Нелла роняет их, словно ее ужалили, и спрыгивает с кровати. В темном неосвещенном углу кукольный дом ждет свои гостинцы. Занавески раздвинуты, словно неприлично поднятые юбки. Нелла бросает на борзых испуганный взгляд. Тот же изгиб спины, те же прекрасные висячие уши…
Перестань, Нелла Элизабет! Кто сказал, что это те самые собаки, что любят свернуться калачиком на кухне?
Она подносит их к свету. Их тела пружинят, выпуклые суставы покрыты серой мышиной шкурой и мягки, как мочка уха. На животе одной – черное пятнышко, совсем как у Даны.
Нелла оглядывается. Кто здесь? Нужно успокоиться! Разумеется, никого тут нет. Кому пришло в голову меня дурачить? У Корнелии нет ни денег, ни времени на такие игры. У Отто – тоже, да и он вряд ли стал бы писать незнакомому человеку.

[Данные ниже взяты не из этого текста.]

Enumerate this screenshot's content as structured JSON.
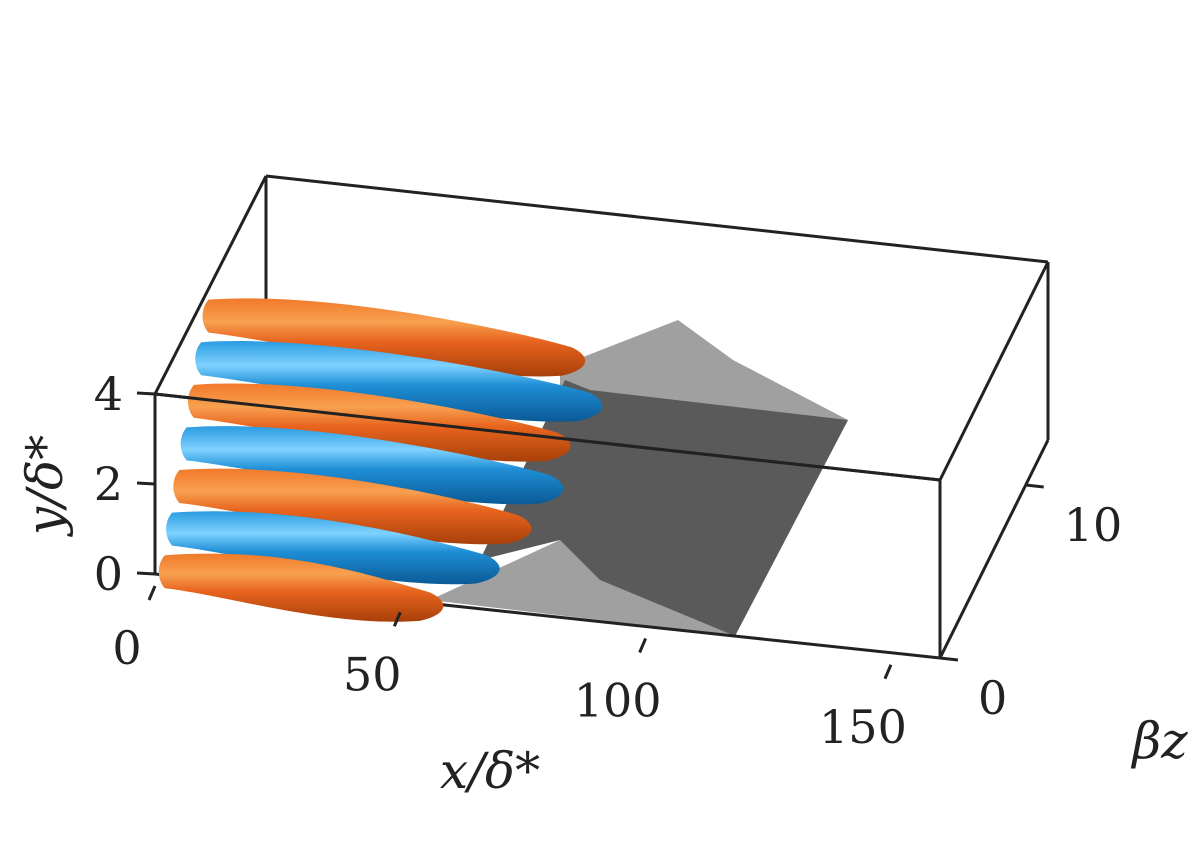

Кто-то вторгся в мою жизнь и наблюдает за злоключениями молодой жены, к которой равнодушен муж. Это Марин! Мстит за женитьбу брата и за то, что я встала у нее на пути. Она разлила мое масло, не дает марципан и щиплет за руку. Именно Марин дала мне Реестр Смита. Она вполне могла заплатить миниатюристу, чтобы меня запугать. Для нее это еще одно бездумное развлечение.
И все же… «Бездумное» и «развлечение» – слова, которые совсем не подходят к Марин Брандт, и, вспоминая золовку, Нелла понимает: что-то не сходится. Марин ест, точно птичка, и на рынке скупа, как монашка, если не считать страсти к книгам и всяким диковинным вещицам, которые, вероятнее всего, похищены у Йоханнеса. Невозможно, чтобы это было делом рук Марин, потому что тут замешаны деньги. Глядя на непрошеные предметы, Нелла в глубине души даже хочет, чтобы это оказалась золовка. Потому что если не она, то…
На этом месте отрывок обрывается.